Germany’s top public prosecutor says Berlin hasn’t found any evidence proving there ever was a tap on Merkel.
“There is no proof at the moment which could lead to charges that Chancellor Merkel’s phone connection data was collected or her calls tapped,” prosecutor Harald Range said, according to Reuters.
Furthermore, he noted that the “the document presented in public as proof of an actual tapping of the mobile phone is not an authentic surveillance order by the NSA. It does not come from the NSA database.”
Der Spiegel based its October 2013 story on research by reporters “in Berlin and Washington, talks with intelligence officials and the evaluation of internal documents of the US’ National Security Agency and other information, most of which comes from the archive of former NSA contractor Edward Snowden.”
The report states that the tapping allegations was “suggested by a document that apparently comes from an NSA database in which the agency records its targets. This document, which SPIEGEL has seen, is what set the mobile phone scandal in motion.”

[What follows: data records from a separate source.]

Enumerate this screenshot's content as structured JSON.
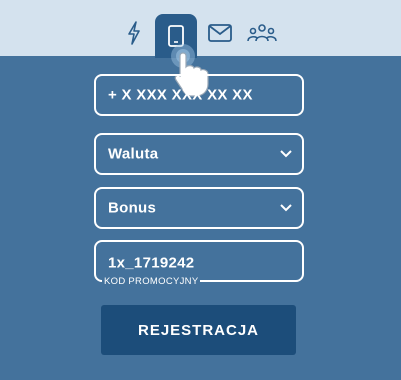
{
  "tabs": [
    {
      "icon": "lightning-icon"
    },
    {
      "icon": "phone-icon",
      "active": true
    },
    {
      "icon": "mail-icon"
    },
    {
      "icon": "people-icon"
    }
  ],
  "form": {
    "phone_placeholder": "+ X XXX XXX XX XX",
    "currency_select": "Waluta",
    "bonus_select": "Bonus",
    "promo_code_value": "1x_1719242",
    "promo_code_label": "KOD PROMOCYJNY",
    "submit_label": "REJESTRACJA"
  },
  "colors": {
    "background": "#44729c",
    "tabbar": "#d4e2ee",
    "active_tab": "#2a5c8a",
    "button": "#1c4d7a",
    "text": "#ffffff"
  }
}
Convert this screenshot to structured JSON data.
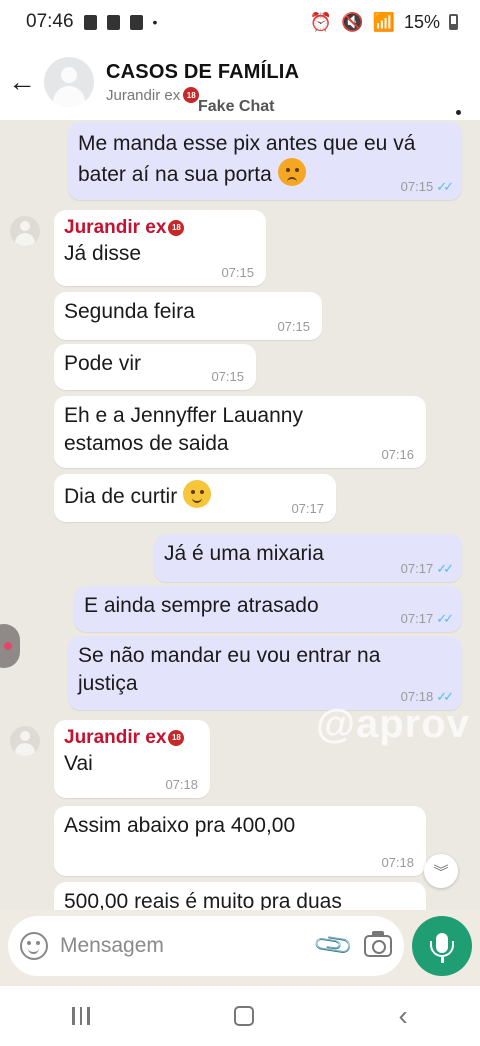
{
  "status_bar": {
    "time": "07:46",
    "battery": "15%",
    "dot": "•"
  },
  "header": {
    "title": "CASOS DE FAMÍLIA",
    "subtitle": "Jurandir ex",
    "badge": "18",
    "overlay_label": "Fake Chat"
  },
  "messages": [
    {
      "dir": "out",
      "text": "Me manda esse pix antes que eu vá bater aí na sua porta",
      "emoji": "angry-face",
      "time": "07:15"
    },
    {
      "dir": "in",
      "sender": "Jurandir ex",
      "text": "Já disse",
      "time": "07:15"
    },
    {
      "dir": "in",
      "text": "Segunda feira",
      "time": "07:15"
    },
    {
      "dir": "in",
      "text": "Pode vir",
      "time": "07:15"
    },
    {
      "dir": "in",
      "text": "Eh e a Jennyffer Lauanny estamos de saida",
      "time": "07:16"
    },
    {
      "dir": "in",
      "text": "Dia de curtir",
      "emoji": "hugging-face",
      "time": "07:17"
    },
    {
      "dir": "out",
      "text": "Já é uma mixaria",
      "time": "07:17"
    },
    {
      "dir": "out",
      "text": "E ainda sempre atrasado",
      "time": "07:17"
    },
    {
      "dir": "out",
      "text": "Se não mandar eu vou entrar na justiça",
      "time": "07:18"
    },
    {
      "dir": "in",
      "sender": "Jurandir ex",
      "text": "Vai",
      "time": "07:18"
    },
    {
      "dir": "in",
      "text": "Assim abaixo pra 400,00",
      "time": "07:18"
    },
    {
      "dir": "in",
      "text": "500,00 reais é muito pra duas",
      "time": ""
    }
  ],
  "watermark": "@aprov",
  "input": {
    "placeholder": "Mensagem"
  },
  "colors": {
    "accent": "#1f9e74",
    "outgoing_bubble": "#e3e4fb",
    "incoming_bubble": "#ffffff",
    "sender_name": "#c4122f",
    "chat_bg": "#ece8e2",
    "read_ticks": "#53bdeb"
  },
  "icons": [
    "back-arrow-icon",
    "more-vert-icon",
    "emoji-icon",
    "attach-icon",
    "camera-icon",
    "mic-icon",
    "scroll-down-icon",
    "nav-recents-icon",
    "nav-home-icon",
    "nav-back-icon"
  ]
}
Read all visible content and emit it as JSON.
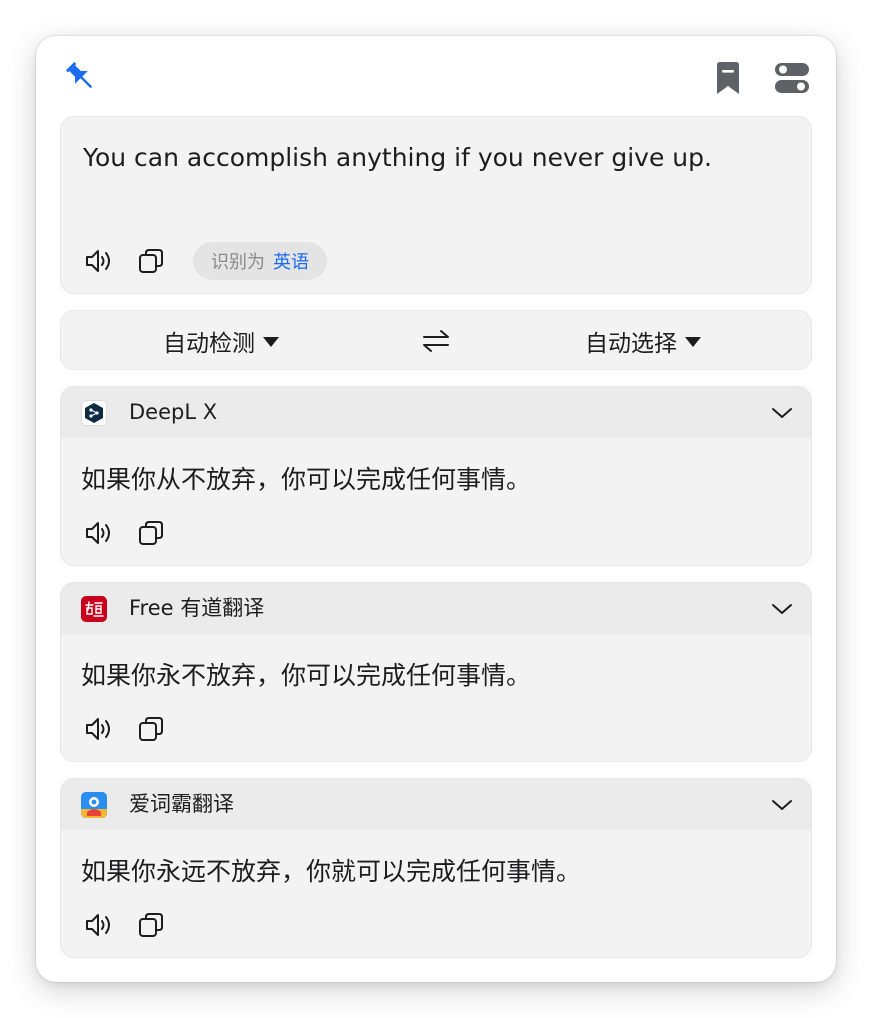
{
  "input": {
    "text": "You can accomplish anything if you never give up.",
    "detected_prefix": "识别为",
    "detected_language": "英语"
  },
  "languages": {
    "from": "自动检测",
    "to": "自动选择"
  },
  "results": [
    {
      "service": "DeepL X",
      "text": "如果你从不放弃，你可以完成任何事情。",
      "logo": "deepl-logo-icon"
    },
    {
      "service": "Free 有道翻译",
      "text": "如果你永不放弃，你可以完成任何事情。",
      "logo": "youdao-logo-icon"
    },
    {
      "service": "爱词霸翻译",
      "text": "如果你永远不放弃，你就可以完成任何事情。",
      "logo": "iciba-logo-icon"
    }
  ],
  "colors": {
    "accent": "#1a6bf0",
    "youdao_red": "#c8001e",
    "deepl_dark": "#0f2b46",
    "iciba_blue": "#2a8df0"
  }
}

The paper stands by the Merkel phone story, saying that their reporters had access to information from an NSA database and confirmed that the NSA was tapping Merkel’s unencrypted phone. Der Spiegel acknowledges that the report was based on a copy of an NSA document (as opposed to an original from a database).
The situation is astonishing considering the stir that the Merkel phone tap caused at the time it was reported and its continuing impact on US-German relations.
“The German press has worked itself into a state of self-righteous hysteria; the German foreign minister is talking about severing alliances and suspending trade discussions,” author and columnist Anne Applebaum wrote in November of 2013, calling the controversy “the worst crisis in German-American relations in decades.”
In a profile of Merkel in the New Yorker this month, George Packer chronicled the still-unfolding consequences of the NSA revelation. “With the German public the sense of betrayal was deep … particularly because Obama, while promising that the eavesdropping had stopped, never publicly apologised,” Packer wrote. He reported that Germany asked for a “no-spy agreement” with the US and was refused.
This past July, Germany expelled the CIA station chief in Berlin after a bureaucrat for Germany’s intelligence service was caught passing documents to the Agency. The NSA uproar gave deeper public and political resonance to what would might have been an otherwise-minor incident. As Packer put it, “The spying scandals have undermined German public support for the NATO alliance just when it’s needed most in the standoff with Russia.”
They have also badly eroded a longstanding sense of trust in the US, forcing US and German officials to “agree to create a framework for clearer rules about spying and intelligence sharing.” Today, “barely half the German public now expresses a favourable view of the US — the lowest level in Europe, other than in perpetually hostile Greece.”
Now it turns out the precipitating event for one of the major developments in post-war trans-Atlantic relations might never have actually happened, raising uncomfortable questions about journalists who are close to Snowden.
The lead writer on the story was Jacob Appelbaum, an encryption activist who has been called the “American WikiLeaks Hacker” and is a close friend of American journalist and Der Spiegel contributor Laura Poitras. Poitras, who received a set of documents from Snowden, brought in Appelbaum in to vet Snowden.
In December 2013, Appelbaum and Poitras published a report with detailed information about the NSA’s elite TAO hackers and published a catalogue of tools, created by TAO’s technical expert division (known as ANT), used to hack into computers. In December 2012, Snowden threw a Crypto Party with Appelbaum’s former colleague at the Tor project, Runa Sandvik.
Amanda Macias contributed to this report.